Kevin Weil
👤 PersonAppearances Over Time
Podcast Appearances
So one way to think of evals is as a way to measure capabilities and intelligence of models on different dimensions.
So you can have evals around, you know, how good it is at like solving USAMO Math Olympiad style problems and another around how good it is at chemistry and another one about how good it is at creative writing.
Some, and then also when we're building specific products, I think one of the most effective ways to build products is to take the skill that you want the model to have in order to meet the product need, turn that into an eval so you can actually understand how good you are at it and also how you're getting better over time.
But one of the fascinating things is the evals that we all used a year ago to measure models,
they're all very kind of cut and dried.
Like you're testing against math.
And with math, there's a right answer.
You can talk about creative writing evals though.
And with creative writing, there's no answer.
So how do you grade that, right?
That's one problem.
The other is like, as you start to take on more complex tasks, you're not just answering questions.
you're actually trying to automate some multi-step workflow, there may be ambiguity in the right way to do that.

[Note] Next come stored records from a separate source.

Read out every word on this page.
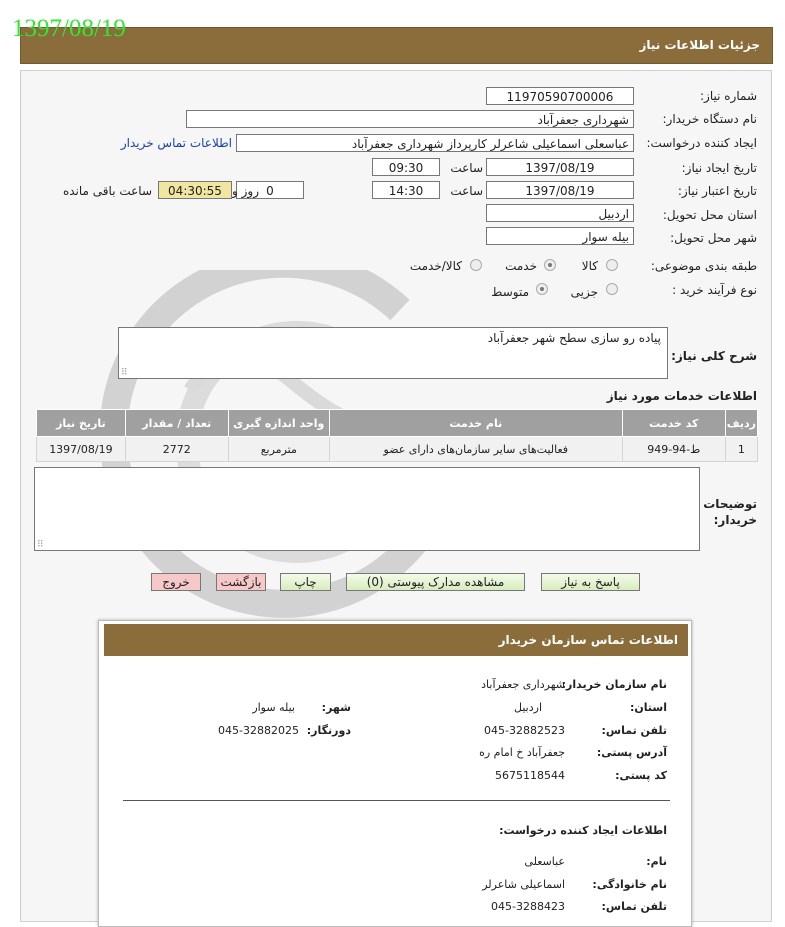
جزئیات اطلاعات نیاز
1397/08/19
شماره نیاز:
1197059070000‎6
نام دستگاه خریدار:
شهرداری جعفرآباد
ایجاد کننده درخواست:
عباسعلی اسماعیلی شاعرلر کارپرداز شهرداری جعفرآباد
اطلاعات تماس خریدار
تاریخ ایجاد نیاز:
1397/08/19
ساعت
09:30
تاریخ اعتبار نیاز:
1397/08/19
ساعت
14:30
0
روز و
04:30:55
ساعت باقی مانده
استان محل تحویل:
اردبیل
شهر محل تحویل:
بیله سوار
طبقه بندی موضوعی:
کالا
خدمت
کالا/خدمت
نوع فرآیند خرید :
جزیی
متوسط
شرح کلی نیاز:
پیاده رو سازی سطح شهر جعفرآباد
⠿
اطلاعات خدمات مورد نیاز
ردیف	کد خدمت	نام خدمت	واحد اندازه گیری	تعداد / مقدار	تاریخ نیاز
1	ط-94-949	فعالیت‌های سایر سازمان‌های دارای عضو	مترمربع	2772	1397/08/19
توضیحات خریدار:
⠿
پاسخ به نیاز
مشاهده مدارک پیوستی (0)
چاپ
بازگشت
خروج
اطلاعات تماس سازمان خریدار
نام سازمان خریدار:
شهرداری جعفرآباد
استان:
اردبیل
شهر:
بیله سوار
تلفن تماس:
045-32882523
دورنگار:
045-32882025
آدرس پستی:
جعفرآباد خ امام ره
کد پستی:
5675118544
اطلاعات ایجاد کننده درخواست:
نام:
عباسعلی
نام خانوادگی:
اسماعیلی شاعرلر
تلفن تماس:
045-3288423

If I'm an AI booking a flight for you,
There's not a single way to grade which correct flight, you know.
You also get into these really interesting, challenging, subjective ways of how do we actually grade this particular task?
And part of having an eval, if you want to at least automate it, is you need to also have a grader for it so that you can very quickly understand how you're doing on that eval.
So it is interesting.
It's one of the skills that I think is going to be more and more important for PMs over time is the ability to actually create evals for the products that you're building.
I mean, actually, more than people realize, I think.